HERE it comes, snaking through the tunnels and exploding out of the basements; it's the 2008 Arches Live! festival, an 11-day bonanza of 20 shows, installations and events designed to blast an autumn wind of change through the grassroots of Scottish
theatre.
The programme began, on Thursday night, with a series of pieces by artists already well known to Arches audiences and what emerged, by chance or design, was a cry of protest against the stubborn survival of certain old-fashioned kinds of patriarchy, and the religious cultures that sustain it.
Maryam Hamidi's Chronicles Of Irania is a blazingly vivid 45-minute encounter – complete with carpets, cushions and tea – with a woman of "Irania", a mythical version of Iran, who is first seen, dressed in a black burqa, writhing in agony on the floor after her husband has thrown acid in her face.
Then, like a sturdy butterfly from a chrysalis, she bursts forth in shining traditional costume and begins to tell us stories: beautiful but sinister creation myths about the necessary subjection of women; a long tale with finger puppets about the failed rebellion of a courtier's wife, and – in a sudden dark shift of tone – tales of contemporary oppression, and of a gay son put to death.
What emerges is a brave, deliberately self-fragmenting narrative about the traumatic transition from an oppressive traditional culture into some kind of modernity; and like a difficult birth, it's a tearing, agonising experience, both exhilarating and frightening.
Cria, from writer Megan Barker and director Neil Doherty, is inspired by the 1976 Carlos Saura film Cria Cuervos. Here, the patriarchal setting is Spain in the dying days of Franco, and the household of a leading military man whose youngest daughter has observed both his emotional cruelty and his sexual hypocrisy.

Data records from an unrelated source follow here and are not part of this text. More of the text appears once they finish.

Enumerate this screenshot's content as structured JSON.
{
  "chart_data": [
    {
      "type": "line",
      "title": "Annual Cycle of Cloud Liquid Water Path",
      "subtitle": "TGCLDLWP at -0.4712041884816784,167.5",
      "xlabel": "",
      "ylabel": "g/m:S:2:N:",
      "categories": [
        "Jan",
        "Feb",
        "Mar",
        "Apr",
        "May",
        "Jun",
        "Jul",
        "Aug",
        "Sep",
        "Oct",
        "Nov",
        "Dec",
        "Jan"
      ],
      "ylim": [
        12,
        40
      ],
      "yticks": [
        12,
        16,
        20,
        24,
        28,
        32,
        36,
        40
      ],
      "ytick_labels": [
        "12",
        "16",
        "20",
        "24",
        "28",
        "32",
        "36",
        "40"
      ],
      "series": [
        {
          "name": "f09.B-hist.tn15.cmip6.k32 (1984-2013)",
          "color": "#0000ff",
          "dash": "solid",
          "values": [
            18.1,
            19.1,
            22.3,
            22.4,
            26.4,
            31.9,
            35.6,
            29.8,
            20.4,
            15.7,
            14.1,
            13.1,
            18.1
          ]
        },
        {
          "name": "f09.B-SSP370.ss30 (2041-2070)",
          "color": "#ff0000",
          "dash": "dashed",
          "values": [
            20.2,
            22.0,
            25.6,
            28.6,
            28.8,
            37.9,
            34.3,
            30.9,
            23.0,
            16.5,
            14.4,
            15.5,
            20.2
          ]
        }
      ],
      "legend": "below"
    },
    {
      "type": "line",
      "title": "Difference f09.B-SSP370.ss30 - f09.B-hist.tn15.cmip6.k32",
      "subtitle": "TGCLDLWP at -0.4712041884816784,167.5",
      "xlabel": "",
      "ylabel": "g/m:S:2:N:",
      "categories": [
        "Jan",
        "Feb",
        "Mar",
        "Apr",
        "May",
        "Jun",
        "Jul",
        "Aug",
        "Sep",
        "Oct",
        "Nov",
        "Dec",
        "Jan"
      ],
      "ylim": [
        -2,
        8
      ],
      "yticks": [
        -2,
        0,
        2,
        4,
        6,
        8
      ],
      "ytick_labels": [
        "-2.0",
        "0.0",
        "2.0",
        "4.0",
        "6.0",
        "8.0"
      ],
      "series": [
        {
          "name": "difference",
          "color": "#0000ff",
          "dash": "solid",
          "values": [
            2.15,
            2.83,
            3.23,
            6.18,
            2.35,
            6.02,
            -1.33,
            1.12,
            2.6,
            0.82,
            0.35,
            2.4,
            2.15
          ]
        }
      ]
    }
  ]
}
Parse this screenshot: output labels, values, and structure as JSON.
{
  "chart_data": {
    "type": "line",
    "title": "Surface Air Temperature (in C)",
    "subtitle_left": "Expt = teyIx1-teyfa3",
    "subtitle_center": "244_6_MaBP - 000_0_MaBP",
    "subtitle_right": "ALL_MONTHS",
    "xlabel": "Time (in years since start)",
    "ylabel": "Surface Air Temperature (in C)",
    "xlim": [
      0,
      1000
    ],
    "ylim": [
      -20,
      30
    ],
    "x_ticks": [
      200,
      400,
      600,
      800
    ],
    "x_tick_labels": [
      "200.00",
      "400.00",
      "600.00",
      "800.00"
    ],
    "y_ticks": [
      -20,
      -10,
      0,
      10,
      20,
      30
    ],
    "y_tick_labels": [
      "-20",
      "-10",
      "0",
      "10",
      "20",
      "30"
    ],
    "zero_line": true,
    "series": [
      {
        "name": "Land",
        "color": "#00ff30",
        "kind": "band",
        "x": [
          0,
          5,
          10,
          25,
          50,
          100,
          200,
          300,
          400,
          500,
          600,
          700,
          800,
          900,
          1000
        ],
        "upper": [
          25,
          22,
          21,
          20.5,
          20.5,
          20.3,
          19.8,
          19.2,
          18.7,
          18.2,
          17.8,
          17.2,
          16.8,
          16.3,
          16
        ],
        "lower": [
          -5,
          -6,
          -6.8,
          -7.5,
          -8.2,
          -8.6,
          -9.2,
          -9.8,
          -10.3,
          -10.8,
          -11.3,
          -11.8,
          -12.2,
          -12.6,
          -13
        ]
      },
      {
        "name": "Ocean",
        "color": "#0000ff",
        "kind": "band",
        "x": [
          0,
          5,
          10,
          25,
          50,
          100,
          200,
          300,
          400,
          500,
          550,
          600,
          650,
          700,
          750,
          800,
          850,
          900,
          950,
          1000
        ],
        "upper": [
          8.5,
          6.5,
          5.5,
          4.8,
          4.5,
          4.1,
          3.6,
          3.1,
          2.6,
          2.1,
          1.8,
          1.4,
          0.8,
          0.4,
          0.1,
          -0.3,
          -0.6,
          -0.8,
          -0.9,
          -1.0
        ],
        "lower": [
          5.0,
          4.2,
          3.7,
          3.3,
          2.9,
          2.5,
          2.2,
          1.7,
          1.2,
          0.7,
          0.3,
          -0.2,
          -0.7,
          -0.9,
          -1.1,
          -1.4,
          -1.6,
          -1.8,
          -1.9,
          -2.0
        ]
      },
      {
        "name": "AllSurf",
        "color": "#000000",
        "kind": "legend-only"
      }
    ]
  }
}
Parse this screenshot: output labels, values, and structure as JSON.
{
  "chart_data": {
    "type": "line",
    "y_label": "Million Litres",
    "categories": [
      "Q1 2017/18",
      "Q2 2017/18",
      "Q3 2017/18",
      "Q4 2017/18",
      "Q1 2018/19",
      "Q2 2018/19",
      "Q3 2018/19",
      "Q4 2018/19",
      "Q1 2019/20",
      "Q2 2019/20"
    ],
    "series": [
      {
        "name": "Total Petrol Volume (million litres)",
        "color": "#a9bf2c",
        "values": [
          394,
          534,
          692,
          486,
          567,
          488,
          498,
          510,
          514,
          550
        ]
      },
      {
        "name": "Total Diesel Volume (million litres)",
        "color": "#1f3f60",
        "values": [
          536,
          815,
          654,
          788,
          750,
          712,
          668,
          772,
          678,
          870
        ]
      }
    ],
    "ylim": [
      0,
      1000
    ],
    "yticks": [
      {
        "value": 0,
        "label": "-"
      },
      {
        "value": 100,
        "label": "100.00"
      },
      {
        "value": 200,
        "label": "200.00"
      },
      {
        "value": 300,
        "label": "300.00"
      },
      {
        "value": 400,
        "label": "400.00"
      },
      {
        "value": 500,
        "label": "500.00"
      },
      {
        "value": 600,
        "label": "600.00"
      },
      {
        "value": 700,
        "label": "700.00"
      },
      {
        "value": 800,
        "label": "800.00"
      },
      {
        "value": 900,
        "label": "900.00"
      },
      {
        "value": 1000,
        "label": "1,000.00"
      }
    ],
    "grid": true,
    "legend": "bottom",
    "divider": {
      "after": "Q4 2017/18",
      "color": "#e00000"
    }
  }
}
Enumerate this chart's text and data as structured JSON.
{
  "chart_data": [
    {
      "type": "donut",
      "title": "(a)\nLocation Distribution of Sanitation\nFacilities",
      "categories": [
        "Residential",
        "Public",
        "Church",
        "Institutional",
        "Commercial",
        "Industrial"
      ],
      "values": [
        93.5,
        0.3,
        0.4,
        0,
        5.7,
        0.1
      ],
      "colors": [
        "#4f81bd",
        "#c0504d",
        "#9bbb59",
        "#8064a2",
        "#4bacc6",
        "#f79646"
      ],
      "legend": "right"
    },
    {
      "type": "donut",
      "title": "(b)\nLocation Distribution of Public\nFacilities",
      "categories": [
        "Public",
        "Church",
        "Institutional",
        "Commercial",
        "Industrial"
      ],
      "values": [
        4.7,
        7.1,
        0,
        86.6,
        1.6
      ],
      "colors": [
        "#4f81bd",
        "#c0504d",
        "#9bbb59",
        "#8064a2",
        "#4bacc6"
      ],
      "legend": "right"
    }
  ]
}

It's hard to see exactly what Barker's slow-moving 75-minute reflection on this story adds to one of the greatest of all European films; but the show is beautifully performed by Doherty's four-strong cast, in a deep arch transformed by designer Kirsty Mackay into a powerful evocation of a domestic setting shaped by wider political realities.
Adrian Howells's Foot Washing For The Sole is partly inspired by his recognition of how far all three of the great patriarchal religions – Christianity, Islam, Judaism – tend to betray their own highest spiritual values; and by his desire to affirm one of the most simple of spiritual gestures, the washing of feet.
The one-to-one experience of having one's feet washed, massaged, anointed and kissed by Adrian is not only beautiful and comforting, but infinitely thought-provoking. It is as if our thoughtless abuse of our own feet, our main point of contact with the Earth, were a metaphor for our maladjusted relationship with the universe, put right here by the mystical power of touch, and of love.